How would you propose to change the algorithm to come to a short solution fast?!
I haven't looked at your code, just read your description. However, the classical way is to do breadth-first, instead of depth-first. Outline:
- 0. Let the starting position be PS. Let k be 0. Goto 15 if PS is a solution.
- 1. Keep a cache C of "seen" positions.
- 2. Keep a fifo queue Q of "todo" positions, with their move number.
- 3. Push tuple (PS, 1) onto Q.
- 4. If Q is empty, goto 14.
- 5. Shift first tuple of Q. Let this be (P, k).
- 6. Calculate all possible moves of position P. Call this set of moves M. Unless the starting position doesn't allow for any moves, M will never be empty.

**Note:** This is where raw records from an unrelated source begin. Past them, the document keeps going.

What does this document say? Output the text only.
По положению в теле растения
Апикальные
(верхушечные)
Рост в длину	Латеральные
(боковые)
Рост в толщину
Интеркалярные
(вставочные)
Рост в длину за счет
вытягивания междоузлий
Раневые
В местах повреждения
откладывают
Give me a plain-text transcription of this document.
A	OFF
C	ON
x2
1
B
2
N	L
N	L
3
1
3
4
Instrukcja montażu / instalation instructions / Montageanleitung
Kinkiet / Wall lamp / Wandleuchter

- 7. If M is empty, goto 4.
- 8. Remove a move m from M. Apply m to P, yielding postion P'.
- 9. If P' in C, goto 7.
- 10. If P' is a solution, goto 15.
- 11. Add P' to C.
- 12. Push tuple (P', k+1) on Q. (So this tuple will be inserted at the end).
- 13. Goto 7.
- 14. Terminate unsuccesfully. (No solution possible).
- 15. Terminate with success. Minimum number of moves is k.
In fact, this is just Dijkstra's algorithm applied on a graph where each vertex of the graph is a possible position of the puzzle, and there's an edge between two positions one can go from one position to the other in a single move.
I leave it up to the reader to turn the TAOCP style of describing the algorithm into a "real" program.